Due to this, it was helpful to relate service offerings to general industry status quo and requirements. Other notes:
Frame learning with a perspective of “inventing” the solutions. I did this as I progressed through the content - linking it to tech I’m already familiar with, and other ones that I wasn’t yet.
Alternate between top-down and bottom up learning. Lead this based on curiosity and naturally arising questions. Doing so would often walk me to “ah-ha!” moments.
Make use of AWS directly to validate understanding. Use the free tier! Also, consult AWS documentation as the single sources of truth.
On a personal experience note, It was interesting to learn the concepts and relate it to the server hardware’s design/architecture that I work with.
- Internally, we use different code names for hardware to disassociate server from service (as well as tight controls on information), so my guess is as good as any but …
- It’s fun to theorise on elements such as whether aurora storage is hosted on S3 or EBS based hardware.
# Thoughts on the Exam:
It shouldn’t be overlooked that the certification is contingent on displaying understanding in an exam scenario. Unavoidably, it’s also important to cover exam-taking ability. General priorities include:
Familiarising with common patterns and anti-patterns. e.g Discerning between the ELB, DB and storage offerings for their respective use cases.
Get comfortable with breaking down question structure efficiently. I found it useful to read from the questions bottom up - I felt it allowed better identification of the important details, when reading through the fluff.
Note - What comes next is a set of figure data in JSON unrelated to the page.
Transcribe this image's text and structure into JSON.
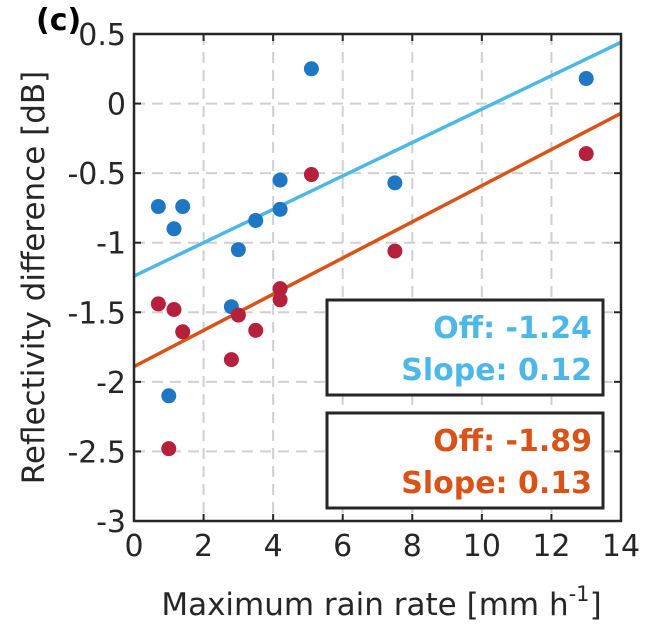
{
  "chart_data": {
    "type": "scatter",
    "title": "",
    "panel_label": "(c)",
    "xlabel": "Maximum rain rate [mm h",
    "xlabel_sup": "-1",
    "xlabel_end": "]",
    "ylabel": "Reflectivity difference [dB]",
    "xlim": [
      0,
      14
    ],
    "ylim": [
      -3,
      0.5
    ],
    "xticks": [
      0,
      2,
      4,
      6,
      8,
      10,
      12,
      14
    ],
    "xtick_labels": [
      "0",
      "2",
      "4",
      "6",
      "8",
      "10",
      "12",
      "14"
    ],
    "yticks": [
      0.5,
      0,
      -0.5,
      -1,
      -1.5,
      -2,
      -2.5,
      -3
    ],
    "ytick_labels": [
      "0.5",
      "0",
      "-0.5",
      "-1",
      "-1.5",
      "-2",
      "-2.5",
      "-3"
    ],
    "grid": true,
    "series": [
      {
        "color": "#1f77c4",
        "line_color": "#4db8e8",
        "points": [
          {
            "x": 0.7,
            "y": -0.74
          },
          {
            "x": 1.0,
            "y": -2.1
          },
          {
            "x": 1.15,
            "y": -0.9
          },
          {
            "x": 1.4,
            "y": -0.74
          },
          {
            "x": 2.8,
            "y": -1.46
          },
          {
            "x": 3.0,
            "y": -1.05
          },
          {
            "x": 3.5,
            "y": -0.84
          },
          {
            "x": 4.2,
            "y": -0.55
          },
          {
            "x": 4.2,
            "y": -0.76
          },
          {
            "x": 5.1,
            "y": 0.25
          },
          {
            "x": 7.5,
            "y": -0.57
          },
          {
            "x": 13.0,
            "y": 0.18
          }
        ],
        "fit": {
          "offset": -1.24,
          "slope": 0.12
        },
        "off_label": "Off: -1.24",
        "slope_label": "Slope: 0.12"
      },
      {
        "color": "#b5203c",
        "line_color": "#d95319",
        "points": [
          {
            "x": 0.7,
            "y": -1.44
          },
          {
            "x": 1.0,
            "y": -2.48
          },
          {
            "x": 1.15,
            "y": -1.48
          },
          {
            "x": 1.4,
            "y": -1.64
          },
          {
            "x": 2.8,
            "y": -1.84
          },
          {
            "x": 3.0,
            "y": -1.52
          },
          {
            "x": 3.5,
            "y": -1.63
          },
          {
            "x": 4.2,
            "y": -1.33
          },
          {
            "x": 4.2,
            "y": -1.41
          },
          {
            "x": 5.1,
            "y": -0.51
          },
          {
            "x": 7.5,
            "y": -1.06
          },
          {
            "x": 13.0,
            "y": -0.36
          }
        ],
        "fit": {
          "offset": -1.89,
          "slope": 0.13
        },
        "off_label": "Off: -1.89",
        "slope_label": "Slope: 0.13"
      }
    ]
  }
}
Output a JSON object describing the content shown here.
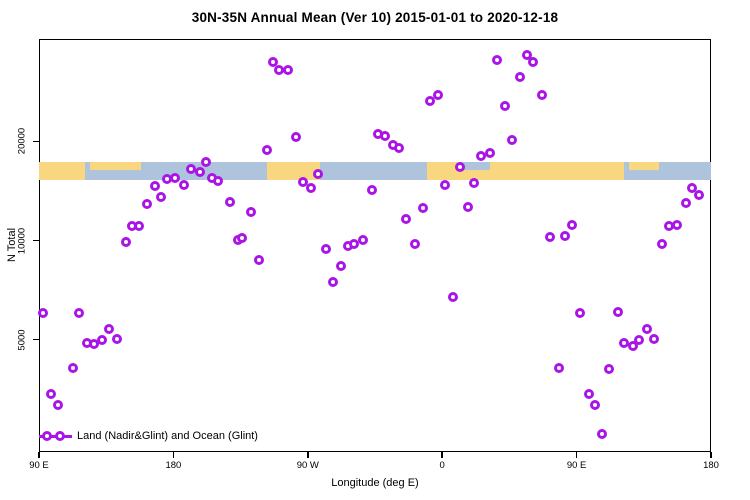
{
  "title": "30N-35N Annual Mean (Ver 10)   2015-01-01 to 2020-12-18",
  "colors": {
    "marker": "#AA14E6",
    "land": "#F8D780",
    "ocean": "#AEC3DC",
    "axis": "#000000",
    "background": "#FFFFFF"
  },
  "legend": {
    "label": "Land (Nadir&Glint) and Ocean (Glint)",
    "position": "bottom-left"
  },
  "chart_data": {
    "type": "scatter",
    "title": "30N-35N Annual Mean (Ver 10)   2015-01-01 to 2020-12-18",
    "xlabel": "Longitude (deg E)",
    "ylabel": "N Total",
    "grid": false,
    "marker": "open-circle",
    "x_axis": {
      "min": 90,
      "max": 540,
      "note": "longitude wraps: 90E to 180 twice around",
      "ticks": [
        {
          "lon": 90,
          "label": "90 E"
        },
        {
          "lon": 180,
          "label": "180"
        },
        {
          "lon": 270,
          "label": "90 W"
        },
        {
          "lon": 360,
          "label": "0"
        },
        {
          "lon": 450,
          "label": "90 E"
        },
        {
          "lon": 540,
          "label": "180"
        }
      ]
    },
    "y_axis": {
      "scale": "log",
      "min": 2280,
      "max": 40900,
      "ticks": [
        {
          "value": 5000,
          "label": "5000"
        },
        {
          "value": 10000,
          "label": "10000"
        },
        {
          "value": 20000,
          "label": "20000"
        }
      ]
    },
    "map_strip": {
      "description": "30N-35N world land/ocean band drawn across plot",
      "value_top": 17300,
      "value_bottom": 15300,
      "segments": [
        {
          "type": "land",
          "from": 90,
          "to": 121
        },
        {
          "type": "ocean",
          "from": 121,
          "to": 243
        },
        {
          "type": "land",
          "from": 243,
          "to": 278
        },
        {
          "type": "ocean",
          "from": 278,
          "to": 350
        },
        {
          "type": "land",
          "from": 350,
          "to": 482
        },
        {
          "type": "ocean",
          "from": 482,
          "to": 540
        }
      ],
      "top_fringe_patches": [
        {
          "type": "land",
          "from": 124,
          "to": 158
        },
        {
          "type": "ocean",
          "from": 371,
          "to": 392
        },
        {
          "type": "land",
          "from": 485,
          "to": 505
        }
      ]
    },
    "series": [
      {
        "name": "Land (Nadir&Glint) and Ocean (Glint)",
        "points": [
          [
            202,
            17280
          ],
          [
            192,
            16460
          ],
          [
            198,
            16110
          ],
          [
            206,
            15450
          ],
          [
            210,
            15140
          ],
          [
            176,
            15350
          ],
          [
            181,
            15450
          ],
          [
            187,
            14720
          ],
          [
            168,
            14620
          ],
          [
            172,
            13540
          ],
          [
            162,
            12890
          ],
          [
            218,
            13070
          ],
          [
            232,
            12190
          ],
          [
            152,
            11060
          ],
          [
            157,
            11060
          ],
          [
            148,
            9900
          ],
          [
            223,
            10030
          ],
          [
            226,
            10170
          ],
          [
            247,
            34920
          ],
          [
            251,
            33040
          ],
          [
            257,
            33040
          ],
          [
            352,
            26430
          ],
          [
            357,
            27560
          ],
          [
            262,
            20560
          ],
          [
            243,
            18780
          ],
          [
            317,
            21000
          ],
          [
            322,
            20710
          ],
          [
            327,
            19450
          ],
          [
            331,
            19050
          ],
          [
            386,
            18010
          ],
          [
            372,
            16690
          ],
          [
            277,
            15890
          ],
          [
            267,
            15030
          ],
          [
            272,
            14420
          ],
          [
            313,
            14220
          ],
          [
            362,
            14720
          ],
          [
            381,
            14930
          ],
          [
            377,
            12630
          ],
          [
            347,
            12540
          ],
          [
            336,
            11610
          ],
          [
            342,
            9760
          ],
          [
            282,
            9430
          ],
          [
            297,
            9620
          ],
          [
            301,
            9760
          ],
          [
            307,
            10030
          ],
          [
            397,
            35410
          ],
          [
            417,
            36660
          ],
          [
            421,
            34920
          ],
          [
            412,
            31450
          ],
          [
            402,
            25520
          ],
          [
            427,
            27560
          ],
          [
            407,
            20140
          ],
          [
            392,
            18400
          ],
          [
            527,
            14420
          ],
          [
            532,
            13730
          ],
          [
            523,
            12980
          ],
          [
            447,
            11140
          ],
          [
            432,
            10250
          ],
          [
            442,
            10320
          ],
          [
            512,
            11060
          ],
          [
            517,
            11140
          ],
          [
            507,
            9760
          ],
          [
            237,
            8730
          ],
          [
            93,
            6040
          ],
          [
            117,
            6040
          ],
          [
            137,
            5400
          ],
          [
            122,
            4900
          ],
          [
            127,
            4860
          ],
          [
            132,
            5000
          ],
          [
            142,
            5030
          ],
          [
            113,
            4110
          ],
          [
            98,
            3430
          ],
          [
            103,
            3160
          ],
          [
            292,
            8370
          ],
          [
            287,
            7490
          ],
          [
            367,
            6750
          ],
          [
            452,
            6040
          ],
          [
            478,
            6080
          ],
          [
            497,
            5400
          ],
          [
            502,
            5030
          ],
          [
            482,
            4900
          ],
          [
            488,
            4800
          ],
          [
            492,
            5000
          ],
          [
            438,
            4110
          ],
          [
            472,
            4080
          ],
          [
            458,
            3430
          ],
          [
            462,
            3160
          ],
          [
            467,
            2580
          ]
        ]
      }
    ]
  }
}
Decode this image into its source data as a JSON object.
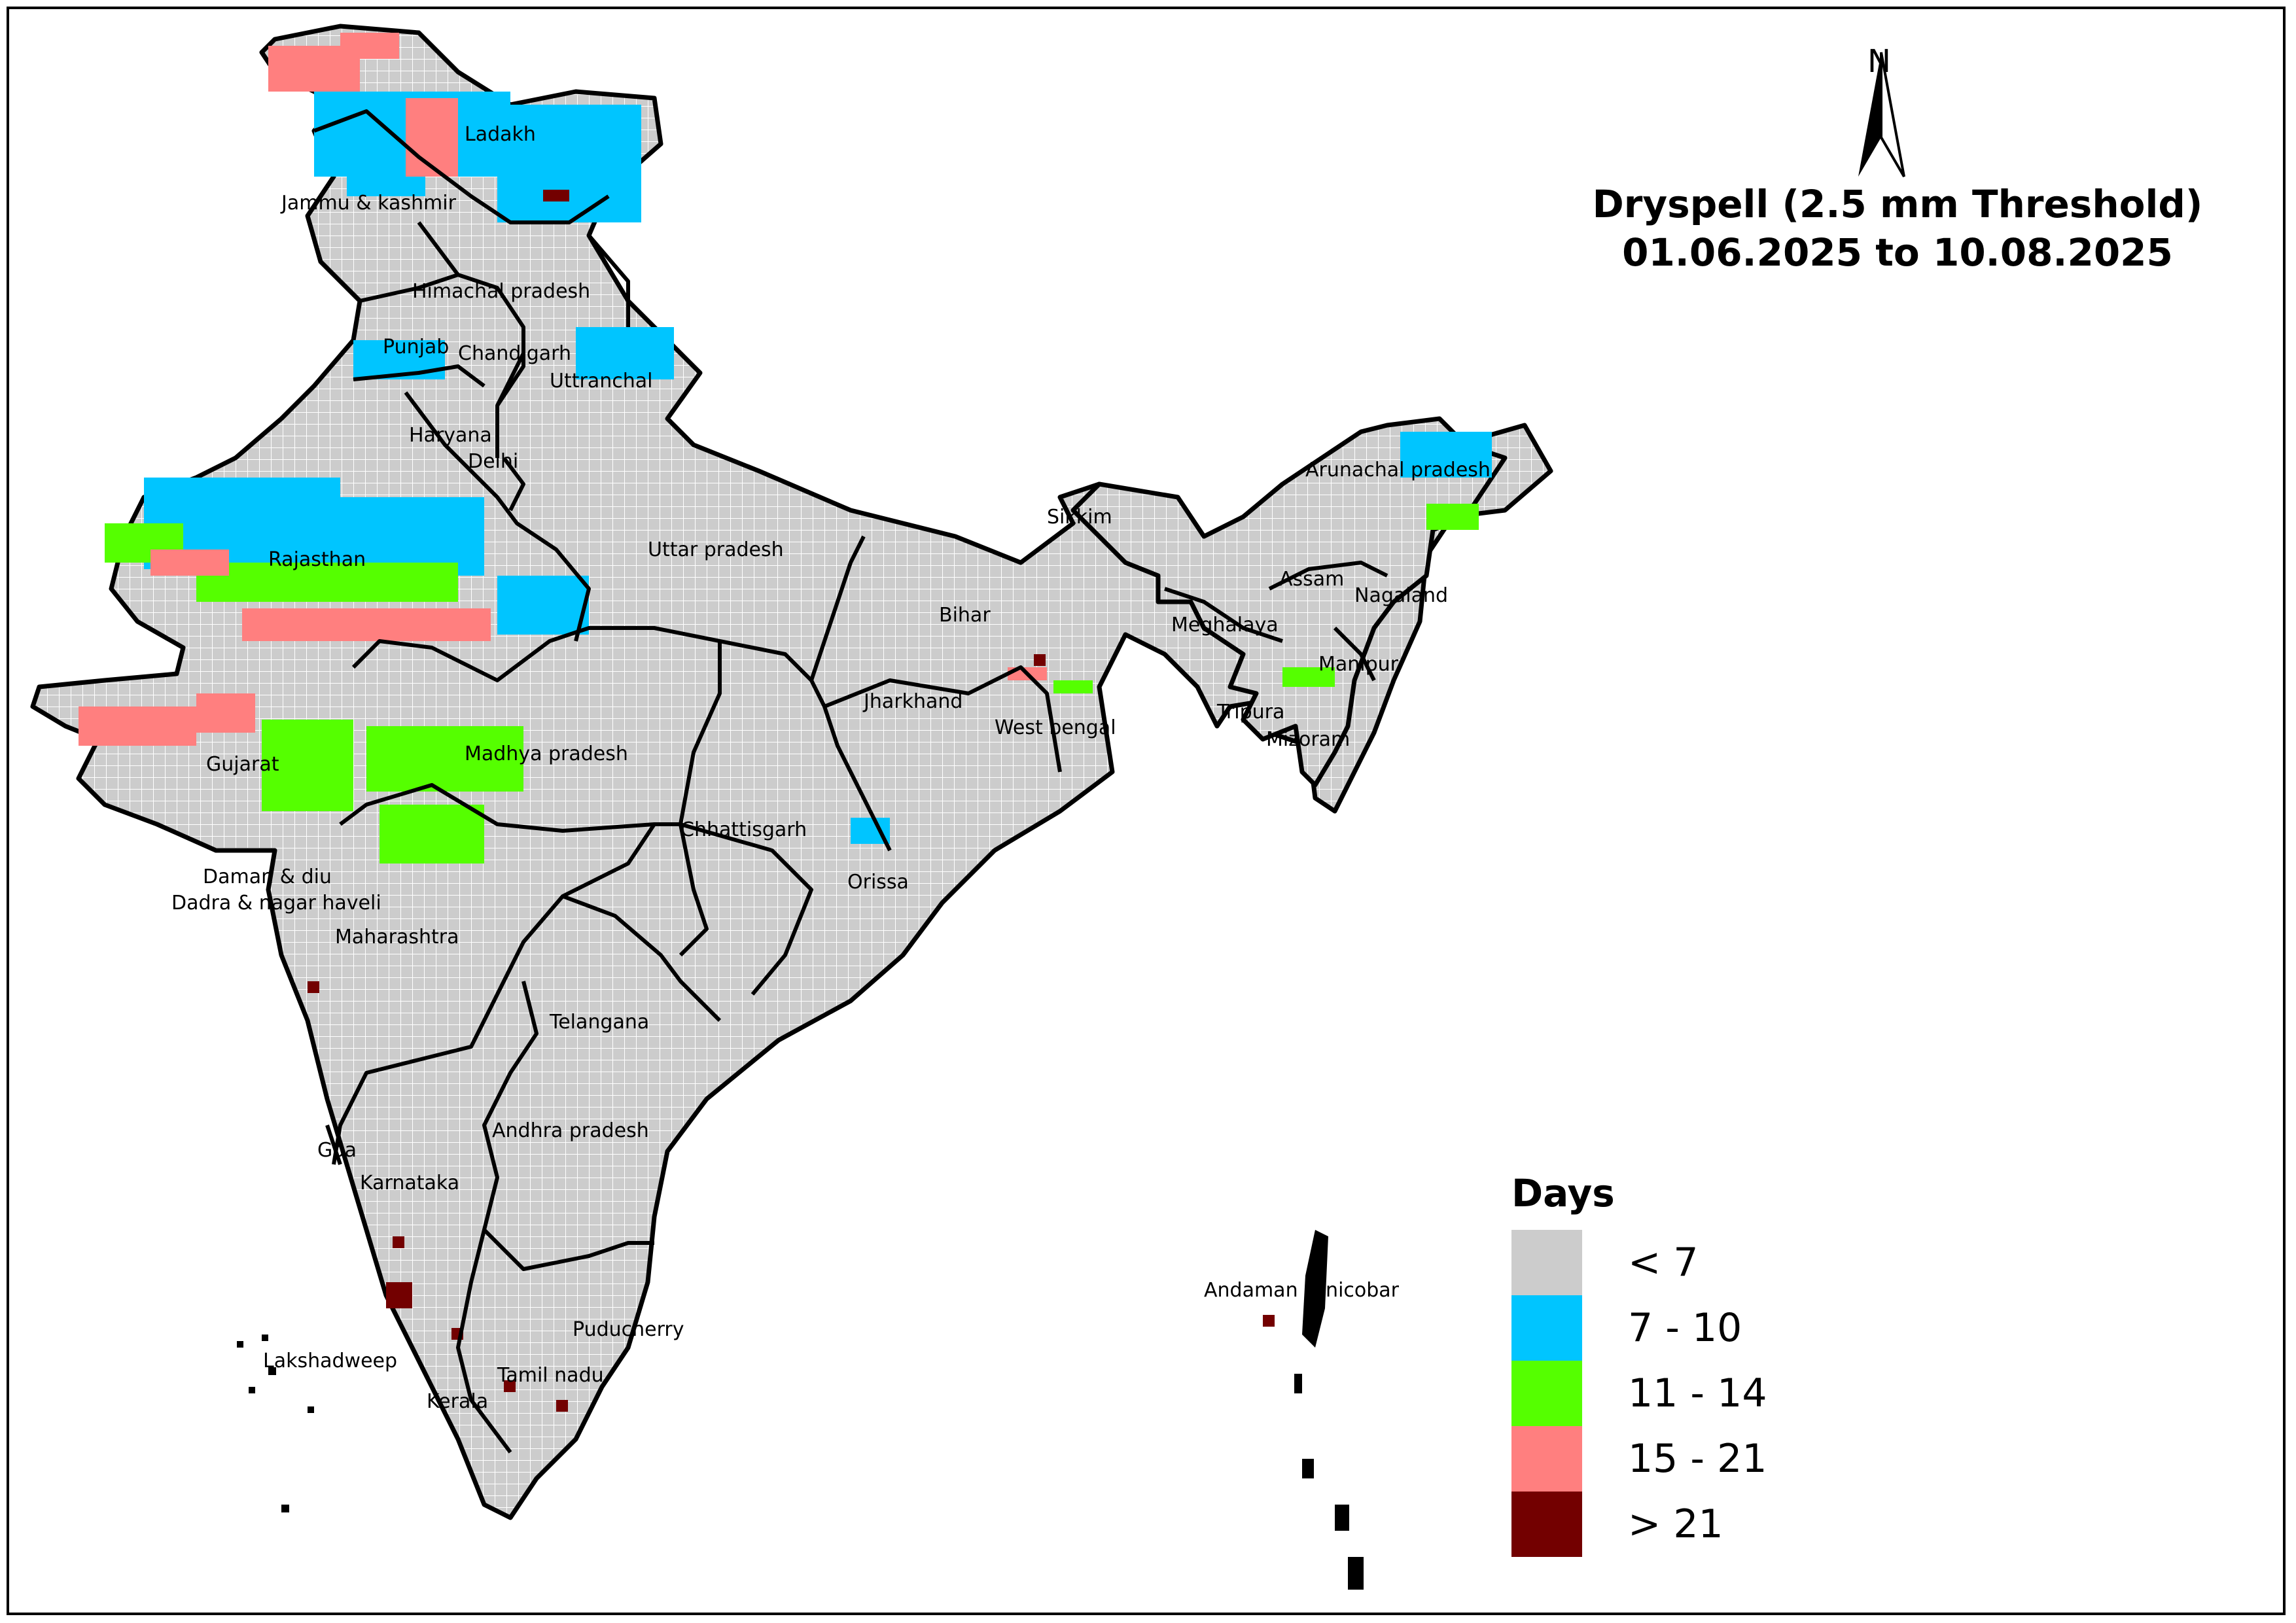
{
  "title": {
    "line1": "Dryspell (2.5 mm Threshold)",
    "line2": "01.06.2025 to 10.08.2025"
  },
  "north_arrow": {
    "label": "N"
  },
  "legend": {
    "title": "Days",
    "items": [
      {
        "label": "< 7",
        "color": "#cccccc"
      },
      {
        "label": "7 - 10",
        "color": "#00c5ff"
      },
      {
        "label": "11 - 14",
        "color": "#55ff00"
      },
      {
        "label": "15 - 21",
        "color": "#ff7f7f"
      },
      {
        "label": "> 21",
        "color": "#730000"
      }
    ]
  },
  "states": [
    "Ladakh",
    "Jammu & kashmir",
    "Himachal pradesh",
    "Punjab",
    "Chandigarh",
    "Uttranchal",
    "Haryana",
    "Delhi",
    "Rajasthan",
    "Uttar pradesh",
    "Bihar",
    "Sikkim",
    "Arunachal pradesh",
    "Assam",
    "Meghalaya",
    "Nagaland",
    "Manipur",
    "Tripura",
    "Mizoram",
    "Jharkhand",
    "West bengal",
    "Gujarat",
    "Madhya pradesh",
    "Chhattisgarh",
    "Orissa",
    "Daman & diu",
    "Dadra & nagar haveli",
    "Maharashtra",
    "Telangana",
    "Andhra pradesh",
    "Goa",
    "Karnataka",
    "Puducherry",
    "Lakshadweep",
    "Tamil nadu",
    "Kerala",
    "Andaman & nicobar"
  ]
}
# Napkin Scratch AWS Project ideas:
While working through the content, I had fun letting my mind wander on potential uses for the services within future project ideas.
Use an S3 bucket with Fitness Dashboard to store backup/archives of either the user’s input spreadsheets, or output JSON files.
Include proof of concept (and probably overdesigned) elements of high availability, fault-tolerance and disaster recovery for web-app, just to better familiarise with the concepts.
Host an OOB error page with S3 static hosting and R53 DNS fail-over, for both Fitness Dashboard and this Digital Cottage website.
- Potentially covered by free tier of AWS Shield Standard?
Experiment with various ways to break up the current monolithic design of projects to:
- Dockerised containers.
- Serverless architecture, running functions out of lambda.
Host webapp projects in “self-healing” auto-scaling groups, out of spot instances to ensure high availability.